1) In rmr we've adopted a dicotomy: data is either big, and then you deal with it with mapreduce, or it is small, and then you can do a from.dfs on it and continue in memory. It is possible that there is a something in between where you can not fit the data in RAM but don't need mapreduce to process it which sounds related to you chunks idea. That would be the 100G to 1TB kinds of size. My long term view is to still use mapreduce on those datesets but with different backends, like a SMP backends. I think it's too early to know how it will play out. And yes, I would look at the low level section of rhdfs. 2) I think this could be interesting and useful but out of scope for this project 3) Your interpretation of why we have format flexibility in rmr is not correct. rmr has its own native format and there is no reason not to use it unless you are working in a mixed environment where some tasks and some people use mahout and some use rmr.
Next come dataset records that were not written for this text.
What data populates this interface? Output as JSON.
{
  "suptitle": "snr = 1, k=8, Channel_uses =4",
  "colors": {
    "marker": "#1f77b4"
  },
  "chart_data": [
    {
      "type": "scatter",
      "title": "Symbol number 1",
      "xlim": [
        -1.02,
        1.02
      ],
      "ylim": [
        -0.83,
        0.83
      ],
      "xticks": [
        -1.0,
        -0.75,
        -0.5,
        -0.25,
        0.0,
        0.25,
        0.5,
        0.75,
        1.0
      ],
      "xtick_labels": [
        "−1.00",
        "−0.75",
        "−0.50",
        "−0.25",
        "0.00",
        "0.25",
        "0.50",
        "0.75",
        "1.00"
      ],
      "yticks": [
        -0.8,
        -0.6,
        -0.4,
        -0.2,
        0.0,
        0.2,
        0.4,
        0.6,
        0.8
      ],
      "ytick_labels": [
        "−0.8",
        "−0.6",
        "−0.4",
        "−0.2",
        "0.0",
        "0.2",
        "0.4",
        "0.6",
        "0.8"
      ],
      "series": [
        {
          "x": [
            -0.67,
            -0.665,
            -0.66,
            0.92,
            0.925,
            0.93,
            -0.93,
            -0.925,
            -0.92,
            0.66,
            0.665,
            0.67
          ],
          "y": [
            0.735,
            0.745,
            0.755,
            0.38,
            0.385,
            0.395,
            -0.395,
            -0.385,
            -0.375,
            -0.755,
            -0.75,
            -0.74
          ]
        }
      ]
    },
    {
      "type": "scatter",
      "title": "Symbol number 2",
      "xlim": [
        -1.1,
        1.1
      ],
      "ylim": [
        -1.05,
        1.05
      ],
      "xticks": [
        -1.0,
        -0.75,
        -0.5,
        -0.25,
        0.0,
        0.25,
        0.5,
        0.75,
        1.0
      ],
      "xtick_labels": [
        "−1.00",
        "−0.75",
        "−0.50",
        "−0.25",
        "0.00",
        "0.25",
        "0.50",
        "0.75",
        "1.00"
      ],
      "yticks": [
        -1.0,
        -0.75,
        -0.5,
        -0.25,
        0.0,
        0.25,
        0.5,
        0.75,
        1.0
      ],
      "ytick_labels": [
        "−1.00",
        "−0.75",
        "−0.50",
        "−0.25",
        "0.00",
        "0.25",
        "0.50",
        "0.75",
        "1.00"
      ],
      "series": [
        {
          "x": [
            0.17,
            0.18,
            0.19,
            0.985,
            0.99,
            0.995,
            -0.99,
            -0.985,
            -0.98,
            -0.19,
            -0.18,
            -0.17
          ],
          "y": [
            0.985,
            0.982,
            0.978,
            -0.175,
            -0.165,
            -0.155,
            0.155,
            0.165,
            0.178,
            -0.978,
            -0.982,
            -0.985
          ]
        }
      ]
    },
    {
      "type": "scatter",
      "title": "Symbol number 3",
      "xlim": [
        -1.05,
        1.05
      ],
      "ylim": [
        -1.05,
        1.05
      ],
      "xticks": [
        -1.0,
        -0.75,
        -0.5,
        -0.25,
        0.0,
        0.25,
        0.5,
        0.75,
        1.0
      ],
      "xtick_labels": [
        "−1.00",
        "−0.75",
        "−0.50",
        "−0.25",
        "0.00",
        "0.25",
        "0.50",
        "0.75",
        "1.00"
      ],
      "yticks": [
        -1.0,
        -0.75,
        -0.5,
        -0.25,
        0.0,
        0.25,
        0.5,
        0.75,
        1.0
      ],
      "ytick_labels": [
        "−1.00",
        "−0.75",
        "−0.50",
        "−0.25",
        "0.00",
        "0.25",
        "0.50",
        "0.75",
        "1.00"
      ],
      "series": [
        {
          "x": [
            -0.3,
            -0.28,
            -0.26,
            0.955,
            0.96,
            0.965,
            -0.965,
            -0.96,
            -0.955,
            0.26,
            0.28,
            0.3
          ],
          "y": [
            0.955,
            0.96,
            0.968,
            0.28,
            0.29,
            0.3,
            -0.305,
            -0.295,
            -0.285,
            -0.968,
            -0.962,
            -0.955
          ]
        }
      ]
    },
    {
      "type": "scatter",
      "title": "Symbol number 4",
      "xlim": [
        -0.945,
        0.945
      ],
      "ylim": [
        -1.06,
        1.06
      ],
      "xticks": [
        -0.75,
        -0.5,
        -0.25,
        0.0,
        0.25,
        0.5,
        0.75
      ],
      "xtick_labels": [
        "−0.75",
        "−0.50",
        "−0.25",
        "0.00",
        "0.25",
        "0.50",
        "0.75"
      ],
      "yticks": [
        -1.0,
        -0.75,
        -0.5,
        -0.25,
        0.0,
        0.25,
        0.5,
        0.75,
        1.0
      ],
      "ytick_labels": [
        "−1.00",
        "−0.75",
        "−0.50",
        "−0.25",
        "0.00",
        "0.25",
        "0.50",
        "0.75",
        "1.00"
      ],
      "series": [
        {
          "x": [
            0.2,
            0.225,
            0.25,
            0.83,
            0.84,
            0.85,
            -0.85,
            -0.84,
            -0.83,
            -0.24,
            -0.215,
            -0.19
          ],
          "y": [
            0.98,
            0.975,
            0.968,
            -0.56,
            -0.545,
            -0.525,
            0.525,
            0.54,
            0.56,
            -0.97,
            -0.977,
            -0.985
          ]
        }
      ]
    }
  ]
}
By allowing rmr to read Mahout generated data, we enable this mixed environment. The goal with rmr is to separate format concerns and algorithmic concerns as much as possible, so "devloping based on format X" should not be necessary and not even encouraged (would you like to have one version of kmeans for JSON data and one for sequence data? I wouldn't). It seems your best bet is a separate package with rhdfs as a dependency for low level reading. As far as rmr, I am not sure why that should be a dependency if you are not interested in implementing mapreduce algorithms on this data. If you need the typedbytes reader, I have to warn you that it will not work outside rmr, I suspect, because it is a raw typedbytes reader, whereas Mahout, if I get it right, writes sequence files with typedbytes keys and values. rmr relies on streaming to understand the sequence format and pass down only raw typedbytes and the R function takes it from there.

dlyubimov commented 12 years ago

The IDE question maybe belongs to a different issue.

I am just asking for a practical advise what tool is best to use given the project layout and build strategy. I have not developed R packages before.

would you like to have one version of kmeans for JSON data and one for sequence data? I wouldn't)

I don't think i am saying this. MR pattern relies on adapter pattern as far as input and output format are concerned. But plugging different formats is always a possiblitiy. Question is what it takes to develop such adapters that would write/read DRM if configured.

I think this could be interesting and useful but out of scope for this project

I think those are a bunch of coherent concerns that come up in practice and that deserve its own package (part of this project or not is another issue). I am just saying it probably isn't worth it to enable various aspects of Mahout integration and then disperse them thru different packages. Now question is whether RHadoop packages can provide enough value to justify dependency on them, or maybe the RHadoop framework is indeed too devoted to support its own way of serialization of R objects so that no such way of adaptation is making sense.